We conducted VBM analyses using SPM8 v.4667, and SBM analyses with FreeSurfer 5.1.0. (Details in the Supplementary Information). In brief, after quality control checks, SPM segments the T1 structural data and produces a group template based on the entire group data set by nonlinearly warping each participant to the common brain template space while preserving local anatomical alterations. VBM analyses yield normalized gray matter volume measurement since it is sampled in template MNI space, not the individual space before normalization. In contrast, Freesurfer registers each vertices at individual gyrus/sulcus level to template but ultimately produce individualized measurement of volume, area and surface based on personally modeled brain morphometry and gray matter/white matter boundary contours. VBM data were smoothed using an 8-mm full width at half maximum Gaussian kernel in volume space, whereas SBM data were smoothed using 20 mm full width at half maximum Gaussian kernel in surface space to maximize sensitivities toward smaller clusters of structural differences as suggested by previous studies testing variety of full width at half maximum sizes in different sample sizes.34, 35

We used a region-of-interest (ROI) approach due to robust a priori hypotheses17 and its elevated statistical sensitivity. Four ROIs (Figure 1) were defined using independently a priori defined anatomical atlases (detailed in Supplementary Information), on the basis of regions previously reported to show structural and/or functional alterations associated with suicidal behavior, and differentiated on the basis of different brain connections36 and functional roles notably in valuation processes and cognitive control:37, 38 (1) the OFC,6, 7, 12, 13 (corresponding to the lateral part of Brodmann areas (BAs) 11, and BA 47); (2) the ventrolateral prefrontal cortex (referred to as VLPFC and corresponding to BA 44 and 45);39 (3) the ventromedial prefrontal cortex (including the medial part of BA 11, BA 10 and the ACC, both rostral and dorsal parts (BA 24/32); ROI referred to medial prefrontal cortex, MPFC)15 and (4) the dorsal and lateral prefrontal cortex (referred to as DPFC and corresponding to BA 46/8/9).5, 19, 20 Average measures of all the voxels (for VBM) or vertex (for SBM) measures within that ROI were used.

Figure 1
figure 1

Representation of the four regions-of-interest of the prefrontal cortex examined in this article. Blue: medial prefrontal cortex (MPFC; including anterior cingulate cortex, not shown); red: dorsal prefrontal cortex (DPFC); green: orbitofrontal cortex (OFC); violet: ventrolateral prefrontal cortex (VLPFC). VBM, voxel-based morphometry.
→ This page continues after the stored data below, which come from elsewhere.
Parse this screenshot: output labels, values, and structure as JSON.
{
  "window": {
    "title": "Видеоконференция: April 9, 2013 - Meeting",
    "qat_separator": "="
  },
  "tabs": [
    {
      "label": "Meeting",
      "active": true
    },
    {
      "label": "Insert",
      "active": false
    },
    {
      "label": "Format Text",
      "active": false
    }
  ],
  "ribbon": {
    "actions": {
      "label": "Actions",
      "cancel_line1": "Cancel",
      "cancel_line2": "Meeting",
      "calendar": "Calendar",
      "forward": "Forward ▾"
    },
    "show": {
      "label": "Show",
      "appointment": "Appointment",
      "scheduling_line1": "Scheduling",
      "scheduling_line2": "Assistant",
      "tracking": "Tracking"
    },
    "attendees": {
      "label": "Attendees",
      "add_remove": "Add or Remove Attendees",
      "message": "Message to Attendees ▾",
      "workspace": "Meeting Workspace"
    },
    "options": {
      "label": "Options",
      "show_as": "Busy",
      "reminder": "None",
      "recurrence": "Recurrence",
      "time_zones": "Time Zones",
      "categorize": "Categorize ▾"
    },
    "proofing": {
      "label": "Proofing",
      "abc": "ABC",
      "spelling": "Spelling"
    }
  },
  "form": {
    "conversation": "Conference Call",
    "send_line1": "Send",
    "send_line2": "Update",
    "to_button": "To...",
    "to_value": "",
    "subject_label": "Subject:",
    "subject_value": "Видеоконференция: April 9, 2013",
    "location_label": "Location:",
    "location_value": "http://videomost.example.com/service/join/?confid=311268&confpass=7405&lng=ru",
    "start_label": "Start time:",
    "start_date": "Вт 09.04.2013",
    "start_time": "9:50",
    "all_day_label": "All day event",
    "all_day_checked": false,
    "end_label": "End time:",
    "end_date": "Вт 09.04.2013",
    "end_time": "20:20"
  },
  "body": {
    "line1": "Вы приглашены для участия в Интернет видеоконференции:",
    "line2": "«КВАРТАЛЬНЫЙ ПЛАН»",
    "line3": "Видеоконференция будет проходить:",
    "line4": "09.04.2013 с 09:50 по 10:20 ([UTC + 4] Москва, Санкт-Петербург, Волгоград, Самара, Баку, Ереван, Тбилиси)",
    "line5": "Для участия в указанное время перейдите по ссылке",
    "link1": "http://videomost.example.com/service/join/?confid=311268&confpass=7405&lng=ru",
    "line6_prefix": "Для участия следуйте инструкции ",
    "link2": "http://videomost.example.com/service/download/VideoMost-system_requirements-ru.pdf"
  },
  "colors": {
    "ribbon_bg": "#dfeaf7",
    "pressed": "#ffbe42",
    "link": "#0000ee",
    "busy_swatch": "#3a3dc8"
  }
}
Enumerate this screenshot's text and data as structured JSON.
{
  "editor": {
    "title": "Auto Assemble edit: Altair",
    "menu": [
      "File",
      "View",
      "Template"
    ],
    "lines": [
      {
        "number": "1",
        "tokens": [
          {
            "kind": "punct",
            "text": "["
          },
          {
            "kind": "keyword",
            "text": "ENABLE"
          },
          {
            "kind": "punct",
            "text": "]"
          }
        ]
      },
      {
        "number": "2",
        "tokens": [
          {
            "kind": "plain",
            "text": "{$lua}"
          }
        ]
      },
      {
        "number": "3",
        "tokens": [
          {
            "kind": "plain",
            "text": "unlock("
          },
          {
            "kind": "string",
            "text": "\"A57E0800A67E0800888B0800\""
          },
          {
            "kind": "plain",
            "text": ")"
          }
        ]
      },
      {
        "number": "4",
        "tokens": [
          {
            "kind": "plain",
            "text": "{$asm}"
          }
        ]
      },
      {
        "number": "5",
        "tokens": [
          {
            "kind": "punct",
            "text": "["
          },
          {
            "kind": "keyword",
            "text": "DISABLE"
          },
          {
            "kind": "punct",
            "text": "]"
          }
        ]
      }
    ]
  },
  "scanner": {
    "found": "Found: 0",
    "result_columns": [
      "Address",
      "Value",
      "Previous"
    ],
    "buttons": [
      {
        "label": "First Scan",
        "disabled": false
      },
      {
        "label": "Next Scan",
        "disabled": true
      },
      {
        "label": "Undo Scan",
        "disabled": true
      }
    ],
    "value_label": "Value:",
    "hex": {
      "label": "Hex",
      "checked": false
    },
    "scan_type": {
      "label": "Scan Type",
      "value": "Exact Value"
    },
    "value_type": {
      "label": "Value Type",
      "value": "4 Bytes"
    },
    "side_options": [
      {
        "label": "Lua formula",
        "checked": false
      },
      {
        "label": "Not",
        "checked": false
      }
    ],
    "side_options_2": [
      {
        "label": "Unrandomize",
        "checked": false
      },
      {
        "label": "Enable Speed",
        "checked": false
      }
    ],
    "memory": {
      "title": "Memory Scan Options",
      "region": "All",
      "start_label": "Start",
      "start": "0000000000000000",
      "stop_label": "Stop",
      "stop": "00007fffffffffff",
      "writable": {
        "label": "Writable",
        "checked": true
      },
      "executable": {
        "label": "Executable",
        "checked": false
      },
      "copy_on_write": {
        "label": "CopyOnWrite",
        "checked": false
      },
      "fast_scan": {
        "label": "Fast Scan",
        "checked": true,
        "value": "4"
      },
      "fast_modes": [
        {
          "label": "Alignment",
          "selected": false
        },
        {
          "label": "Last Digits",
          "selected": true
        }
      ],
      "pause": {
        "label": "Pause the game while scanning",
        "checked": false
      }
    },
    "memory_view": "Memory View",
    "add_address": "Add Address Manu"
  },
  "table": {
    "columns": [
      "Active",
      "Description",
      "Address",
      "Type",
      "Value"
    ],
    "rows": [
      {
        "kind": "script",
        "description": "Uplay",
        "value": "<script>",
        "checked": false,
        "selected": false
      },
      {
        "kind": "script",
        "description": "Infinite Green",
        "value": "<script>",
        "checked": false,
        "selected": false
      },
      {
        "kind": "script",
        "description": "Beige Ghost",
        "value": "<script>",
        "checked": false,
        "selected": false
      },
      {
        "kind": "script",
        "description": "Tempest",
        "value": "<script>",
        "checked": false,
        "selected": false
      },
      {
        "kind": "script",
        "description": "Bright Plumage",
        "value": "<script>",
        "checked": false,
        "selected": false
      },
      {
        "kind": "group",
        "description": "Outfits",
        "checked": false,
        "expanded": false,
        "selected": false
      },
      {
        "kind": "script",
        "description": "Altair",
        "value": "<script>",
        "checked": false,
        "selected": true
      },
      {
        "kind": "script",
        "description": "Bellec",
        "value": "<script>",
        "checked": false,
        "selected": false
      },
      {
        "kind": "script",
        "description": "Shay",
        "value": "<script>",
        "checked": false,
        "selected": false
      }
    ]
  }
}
Although multi-site neuroimaging poses challenges, samples can be combined and analyzed when groups are balanced across samples (which is the case here) and samples multi-site are properly controlled for in the analysis.40, 41 The total volume and surface area, and the average thickness in individual space and normalized gray matter volume in template space for each ROI were extracted and analyzed after covarying for relevant covariables consecutively. Group comparisons in normalized gray matter volume, and SBM volumes/areas were systematically controlled for intracranial volume.42

Statistical analyses

General linear model, followed by Tukey’s post hoc, were used to compare quantitative variables between groups, and Pearson’s correlation to examine associations between quantitative variables. Qualitative variables were compared using χ2 tests.

We additionally calculated effect sizes (Cohen’s d) and its 95% confidence interval based on marginal means and standard error output from the general linear model (after accounting for the appropriate covariates) for the main contrasts between SA and both control groups.

A binary logistic regression model was used for sensitivity and specificity analyses.

When applying, the alpha level was set at 0.05 unless a Bonferroni correction was necessary. The threshold for ROI analyses was set at a very conservative Bonferroni-corrected P<0.002 (P<0.05 divided by four ROIs, two sides and four different measures).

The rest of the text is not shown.